The most demanding part in the Research section would probably be the Archive & Research Room. When you enter that page, you have an option of learning more about Collections online or Film research. Collections are divided into Art and Design; Books and Publications; Documents; Exhibits; Film; Photograph; Sound Archive; and Museum Administrative Records. This is everything a researcher might only wish for. I find this classification pretty straightforward, and as it seems from my searches, the search engine works very well, and you can get really satisfying results in the areas you’re interested in. Since the institution has rich collections, one can find all kinds of information—of special interest is metadata they offer along with the description of archival materials: you know right away what kind of material you are looking at, a collection it is part of, and when it was acquired and catalogued.
People Power: Fighting for Peace Exhibition and Web Story
Reviewed by: Brianna Caszatt
As an institution that preserves the memory of war and also machines of war, the IWM has also been a site of anti-war protests.
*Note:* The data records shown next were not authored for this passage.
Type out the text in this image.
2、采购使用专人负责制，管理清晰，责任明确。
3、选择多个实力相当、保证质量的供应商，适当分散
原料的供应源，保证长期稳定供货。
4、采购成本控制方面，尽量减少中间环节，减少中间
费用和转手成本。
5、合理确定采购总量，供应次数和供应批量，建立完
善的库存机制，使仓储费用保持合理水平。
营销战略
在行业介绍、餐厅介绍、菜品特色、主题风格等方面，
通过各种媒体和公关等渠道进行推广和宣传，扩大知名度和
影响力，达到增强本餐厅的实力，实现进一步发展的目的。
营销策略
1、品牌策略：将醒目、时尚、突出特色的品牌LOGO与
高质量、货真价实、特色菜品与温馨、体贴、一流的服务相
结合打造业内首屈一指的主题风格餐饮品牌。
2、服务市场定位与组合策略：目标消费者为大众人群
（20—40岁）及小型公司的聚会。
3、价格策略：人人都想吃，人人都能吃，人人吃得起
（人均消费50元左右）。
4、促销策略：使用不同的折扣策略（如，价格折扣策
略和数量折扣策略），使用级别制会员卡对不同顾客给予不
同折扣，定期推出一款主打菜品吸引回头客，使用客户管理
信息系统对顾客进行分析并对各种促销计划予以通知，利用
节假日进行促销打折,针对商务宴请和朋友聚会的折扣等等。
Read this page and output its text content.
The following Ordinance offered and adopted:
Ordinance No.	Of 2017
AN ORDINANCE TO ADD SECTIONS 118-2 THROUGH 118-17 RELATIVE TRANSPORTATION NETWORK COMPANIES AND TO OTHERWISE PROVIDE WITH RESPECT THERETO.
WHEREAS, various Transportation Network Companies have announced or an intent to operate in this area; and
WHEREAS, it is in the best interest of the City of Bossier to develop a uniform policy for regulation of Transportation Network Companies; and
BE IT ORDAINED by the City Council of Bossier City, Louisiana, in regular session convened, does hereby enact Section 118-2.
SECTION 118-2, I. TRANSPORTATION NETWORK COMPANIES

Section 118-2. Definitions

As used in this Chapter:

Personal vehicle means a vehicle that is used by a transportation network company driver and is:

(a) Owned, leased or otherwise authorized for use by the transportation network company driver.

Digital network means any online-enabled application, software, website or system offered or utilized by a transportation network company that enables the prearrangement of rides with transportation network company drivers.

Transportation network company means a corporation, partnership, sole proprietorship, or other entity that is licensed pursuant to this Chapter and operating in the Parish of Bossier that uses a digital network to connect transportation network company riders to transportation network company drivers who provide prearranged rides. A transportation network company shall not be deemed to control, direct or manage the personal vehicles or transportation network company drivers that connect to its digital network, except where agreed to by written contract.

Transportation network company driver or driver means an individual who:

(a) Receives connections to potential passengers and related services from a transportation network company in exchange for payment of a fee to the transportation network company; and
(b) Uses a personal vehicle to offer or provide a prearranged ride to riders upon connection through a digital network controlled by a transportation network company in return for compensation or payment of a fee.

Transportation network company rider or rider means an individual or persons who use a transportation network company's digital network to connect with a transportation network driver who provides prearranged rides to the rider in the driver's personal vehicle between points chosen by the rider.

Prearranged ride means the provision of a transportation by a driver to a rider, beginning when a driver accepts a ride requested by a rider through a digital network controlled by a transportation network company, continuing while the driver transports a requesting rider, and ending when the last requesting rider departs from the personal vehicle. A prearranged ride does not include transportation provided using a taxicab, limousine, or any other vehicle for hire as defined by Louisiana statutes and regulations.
Their exhibition and web story on People Power: Fighting for Peace spans 100 years (1917 to 2017) to tell the history of anti-war protesting through more than 300 objects, including a British Army officer’s letter of resignation during World War I, photographs of actions organized by the anti-nuclear movement in the United Kingdom, and a video recording of actors and activists discussing the past and future of protest movements. Also included in the exhibit are photographs—contextualized with narrative—from a 1983 demonstration that took place outside of IWM London around the two large navy ship guns that sit in front of the museum’s main entrance. Women gathered here and across the country to call for a general disarmament and end to nuclear weapons as part of International Women’s Day for Peace and Disarmament. In 2017 the museum placed large flowers inside the barrels of both guns as part of the last weeks of their exhibition (photographs of which live in their digital collections archive).
The IWM seems to understand and engage with itself in a very meta way, between incorporating their physical location into this exhibit and their commitment to including their own administrative records as part of their archive. Perhaps the in-person exhibit elicited more reflection, but the web story of it seems to just acknowledge that protests exist, while glossing over more difficult questions of “Should war exist?” and “How does a museum dedicated to the preservation of war memory contribute to the legitimization or delegitimization of war?”. Comparing the number of objects in this exhibit (300) with the total number of objects in their collection (155,000), I’m left thinking that their engagement on this topic is limited, if not outright trivializing.